Der Ablauf sehe folgendermaßen aus: Die Anträge stehen seit heute auf den Homepages des Kreises Euskirchen (www.kreis-euskirchen.de) und der Stadt Mechernich (www.mechernich.de) zum Download bereit, können aber auch in Papierform bei den Verwaltungen abgeholt werden. Die ausgefüllten und unterschriebenen Anträge werden bei der Stadtverwaltung Mechernich eingereicht und geprüft und dann zur weiteren Bearbeitung an die Kreisverwaltung weitergeleitet. Wer Fragen hat kann sich unter Tel. 02251/15-125 (Frank Fritze, Karin Recker) oder unter soforthilfe-starkregen@kreis-euskirchen.de melden.

Ausreichend für die Gewährung der Soforthilfen, so Andres, sei die Versicherung der Begünstigten, dass Schäden in Höhe von mindestens 5.000 Euro bei Privathaushalten oder von mindestens 10.000 Euro bei Kleingewerbebetrieben und landwirtschaftlichen Betrieben entstanden seien, eine Versicherung des Schadensfalles nicht möglich war und die Mittel zur Schadensbeseitigung verwendet würden.

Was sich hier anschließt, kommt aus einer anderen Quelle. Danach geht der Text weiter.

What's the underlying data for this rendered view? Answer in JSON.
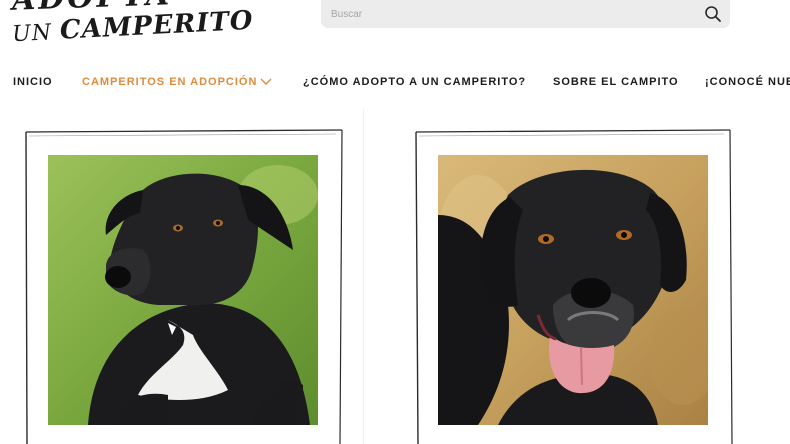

Die Höhe der Soforthilfe für Privathaushalte belaufe sich je nach Haushaltsgröße als Festbetrag auf 1.000 bis 2.500 Euro (Ein- bis Zwei-Personen-Haushalt: 1.000 Euro; je weitere Person: 500 Euro; maximal: 2.500 Euro). Dabei würden nur Personen berücksichtigt, die am Ort des Hochwassers mit Hauptwohnsitz gemeldet seien Die Soforthilfe für Kleingewerbebetriebe und landwirtschaftliche Betriebe betrage als Festbetrag 5.000 Euro. Die Soforthilfen des Landes seien zurückzuzahlen, wenn die Schäden zu einem späteren Zeitpunkt durch Versicherungsleistungen abgedeckt würden. Auf die Gewährung von Soforthilfe bestehe kein Rechtsanspruch. (epa)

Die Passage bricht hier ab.